Critical Vulnerabilities in SWITCH EV Charging Platform Allow Station Impersonation
Take action: Make sure your SWITCH EV station management is isolated from the internet and behind a firewall or VPN. Since the vendor has not released a patch that's your only defense until the vendor does something or you replace these systems.
Learn More
CISA reports multiple vulnerabilities in the SWITCH EV electric vehicle charging platform. These flaws affect all versions of the swtchenergy.com platform and could lead to large-scale service disruptions in the energy and transportation sectors.
Vulnerabilities summary:
- CVE-2026-27767 (CVSS score 9.4) - A missing authentication vulnerability in WebSocket endpoints that allows unauthenticated attackers to connect to the OCPP interface. By using a discovered charging station identifier, an attacker can impersonate a legitimate charger to issue commands or manipulate data sent to the backend. This flaw effectively grants unauthorized control over the charging infrastructure without requiring any credentials.

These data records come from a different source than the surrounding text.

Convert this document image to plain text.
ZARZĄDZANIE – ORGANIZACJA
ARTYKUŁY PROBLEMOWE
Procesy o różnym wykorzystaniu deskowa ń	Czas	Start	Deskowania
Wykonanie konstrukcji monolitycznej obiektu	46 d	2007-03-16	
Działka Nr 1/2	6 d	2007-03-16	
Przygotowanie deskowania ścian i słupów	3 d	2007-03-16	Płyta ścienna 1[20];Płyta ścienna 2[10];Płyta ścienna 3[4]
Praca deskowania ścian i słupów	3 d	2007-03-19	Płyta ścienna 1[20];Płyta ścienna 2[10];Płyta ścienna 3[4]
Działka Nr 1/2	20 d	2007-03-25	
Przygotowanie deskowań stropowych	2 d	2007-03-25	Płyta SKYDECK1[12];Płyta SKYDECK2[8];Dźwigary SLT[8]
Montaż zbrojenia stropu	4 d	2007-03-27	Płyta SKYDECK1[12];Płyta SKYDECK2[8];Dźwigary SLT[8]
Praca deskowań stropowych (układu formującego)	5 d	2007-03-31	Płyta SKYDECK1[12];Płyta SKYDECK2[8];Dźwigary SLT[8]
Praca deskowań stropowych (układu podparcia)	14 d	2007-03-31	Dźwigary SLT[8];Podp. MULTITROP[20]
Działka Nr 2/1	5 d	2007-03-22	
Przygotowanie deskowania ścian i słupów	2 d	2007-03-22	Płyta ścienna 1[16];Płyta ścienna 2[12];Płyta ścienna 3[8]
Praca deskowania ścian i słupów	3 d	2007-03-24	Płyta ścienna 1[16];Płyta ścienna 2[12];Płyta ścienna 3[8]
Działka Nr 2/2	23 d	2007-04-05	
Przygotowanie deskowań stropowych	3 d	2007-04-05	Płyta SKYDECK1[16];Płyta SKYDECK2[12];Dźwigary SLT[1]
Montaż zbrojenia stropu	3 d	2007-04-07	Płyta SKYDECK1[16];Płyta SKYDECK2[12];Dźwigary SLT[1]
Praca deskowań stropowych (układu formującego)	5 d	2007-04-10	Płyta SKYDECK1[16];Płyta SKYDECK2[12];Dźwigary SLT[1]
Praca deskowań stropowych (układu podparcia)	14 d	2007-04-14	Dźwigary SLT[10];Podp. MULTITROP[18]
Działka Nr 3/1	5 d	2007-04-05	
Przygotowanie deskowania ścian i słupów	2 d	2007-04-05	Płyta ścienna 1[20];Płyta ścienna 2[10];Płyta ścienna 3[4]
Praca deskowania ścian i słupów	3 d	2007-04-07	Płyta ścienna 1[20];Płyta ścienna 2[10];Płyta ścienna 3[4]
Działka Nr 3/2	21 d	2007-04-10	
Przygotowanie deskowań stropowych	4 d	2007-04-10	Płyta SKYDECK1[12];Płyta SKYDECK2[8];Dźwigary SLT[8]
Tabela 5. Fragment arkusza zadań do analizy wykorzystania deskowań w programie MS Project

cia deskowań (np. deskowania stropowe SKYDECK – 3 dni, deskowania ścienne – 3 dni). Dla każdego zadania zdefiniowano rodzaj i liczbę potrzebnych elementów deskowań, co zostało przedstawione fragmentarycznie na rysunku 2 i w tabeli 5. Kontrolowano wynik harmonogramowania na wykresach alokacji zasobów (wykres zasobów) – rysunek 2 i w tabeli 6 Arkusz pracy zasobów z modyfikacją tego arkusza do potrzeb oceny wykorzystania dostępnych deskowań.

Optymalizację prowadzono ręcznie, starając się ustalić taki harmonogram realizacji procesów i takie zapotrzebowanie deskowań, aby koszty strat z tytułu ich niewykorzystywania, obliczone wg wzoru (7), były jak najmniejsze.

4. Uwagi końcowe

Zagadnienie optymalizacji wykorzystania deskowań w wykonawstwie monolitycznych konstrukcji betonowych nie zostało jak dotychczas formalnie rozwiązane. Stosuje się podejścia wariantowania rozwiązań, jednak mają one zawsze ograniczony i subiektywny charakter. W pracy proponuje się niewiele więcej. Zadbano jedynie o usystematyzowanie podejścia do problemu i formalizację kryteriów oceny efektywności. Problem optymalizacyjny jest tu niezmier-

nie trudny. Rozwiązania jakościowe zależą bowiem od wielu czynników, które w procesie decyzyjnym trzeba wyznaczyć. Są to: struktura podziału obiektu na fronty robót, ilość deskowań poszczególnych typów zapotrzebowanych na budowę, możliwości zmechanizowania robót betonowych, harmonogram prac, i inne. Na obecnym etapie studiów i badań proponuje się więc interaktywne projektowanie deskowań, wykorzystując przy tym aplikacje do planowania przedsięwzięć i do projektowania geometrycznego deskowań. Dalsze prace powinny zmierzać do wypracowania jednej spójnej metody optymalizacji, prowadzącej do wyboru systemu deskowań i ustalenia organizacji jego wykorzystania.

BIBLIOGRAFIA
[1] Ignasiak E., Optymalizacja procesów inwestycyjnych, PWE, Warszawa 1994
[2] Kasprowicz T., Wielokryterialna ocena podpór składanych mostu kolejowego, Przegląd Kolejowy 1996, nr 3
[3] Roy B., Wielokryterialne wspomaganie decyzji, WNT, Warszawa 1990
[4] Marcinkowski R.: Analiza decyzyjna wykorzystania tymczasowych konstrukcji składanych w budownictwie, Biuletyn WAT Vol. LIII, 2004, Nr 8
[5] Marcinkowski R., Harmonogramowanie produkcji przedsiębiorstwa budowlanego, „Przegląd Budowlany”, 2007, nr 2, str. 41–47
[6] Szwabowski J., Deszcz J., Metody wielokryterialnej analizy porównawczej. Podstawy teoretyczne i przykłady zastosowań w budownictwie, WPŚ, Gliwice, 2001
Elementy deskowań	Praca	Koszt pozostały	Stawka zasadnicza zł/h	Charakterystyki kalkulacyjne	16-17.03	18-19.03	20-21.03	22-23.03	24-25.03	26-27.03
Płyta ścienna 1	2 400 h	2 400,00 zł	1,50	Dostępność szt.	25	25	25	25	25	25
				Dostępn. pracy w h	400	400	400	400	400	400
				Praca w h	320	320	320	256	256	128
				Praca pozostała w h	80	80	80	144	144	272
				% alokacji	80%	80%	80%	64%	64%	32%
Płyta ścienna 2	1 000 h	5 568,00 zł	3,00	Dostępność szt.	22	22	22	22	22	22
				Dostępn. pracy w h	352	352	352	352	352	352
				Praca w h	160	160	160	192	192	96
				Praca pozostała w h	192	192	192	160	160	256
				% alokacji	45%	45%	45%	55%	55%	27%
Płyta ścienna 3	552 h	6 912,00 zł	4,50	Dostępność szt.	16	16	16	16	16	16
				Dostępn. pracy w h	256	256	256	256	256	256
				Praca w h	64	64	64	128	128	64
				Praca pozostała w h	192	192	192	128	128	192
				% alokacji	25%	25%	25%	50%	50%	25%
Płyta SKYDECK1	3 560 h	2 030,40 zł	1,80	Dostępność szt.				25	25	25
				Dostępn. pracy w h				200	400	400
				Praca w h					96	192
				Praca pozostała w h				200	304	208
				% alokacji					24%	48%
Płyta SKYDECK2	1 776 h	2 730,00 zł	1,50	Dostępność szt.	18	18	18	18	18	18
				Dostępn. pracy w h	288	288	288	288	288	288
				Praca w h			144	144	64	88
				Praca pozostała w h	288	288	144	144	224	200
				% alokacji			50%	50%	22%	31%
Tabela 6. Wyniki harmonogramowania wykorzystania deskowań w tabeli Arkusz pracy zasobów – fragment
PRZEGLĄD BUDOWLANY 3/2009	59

- CVE-2026-25113 (CVSS score 7.5) - An improper restriction of excessive authentication attempts in the WebSocket API that lacks rate-limiting controls. Attackers can use this to run brute-force attacks or launch denial-of-service campaigns by suppressing legitimate telemetry data from chargers. This mechanism allows a malicious actor to overwhelm the system and misroute traffic.
- CVE-2026-25778 (CVSS score 7.3) - An insufficient session expiration flaw where the backend allows multiple connections to use the same session identifier. Attackers can exploit this session shadowing to displace a legitimate charging station's connection and receive commands intended for that station. This predictable session management lets unauthorized users hijack active sessions or cause a denial-of-service by flooding the backend with valid requests.
- CVE-2026-27773 (CVSS score 6.5) - An insufficiently protected credentials vulnerability where charging station authentication identifiers are publicly accessible on web-based mapping platforms. Attackers can harvest these identifiers to facilitate the impersonation attacks described in other CVEs.
Malicious actors can hijack sessions to gain unauthorized access to user data or manipulate operational parameters of the charging stations.
The vulnerabilities impact all versions of the SWITCH EV swtchenergy.com platform. SWITCH EV has not yet responded to CISA's coordination requests regarding these findings. There are no official vendor patches available at this time to address the underlying code flaws.
Organizations must implement strict network security measures to protect their charging assets. CISA recommends isolating control system networks from the internet and placing them behind firewalls. If remote access is necessary, administrators should use secure VPNs.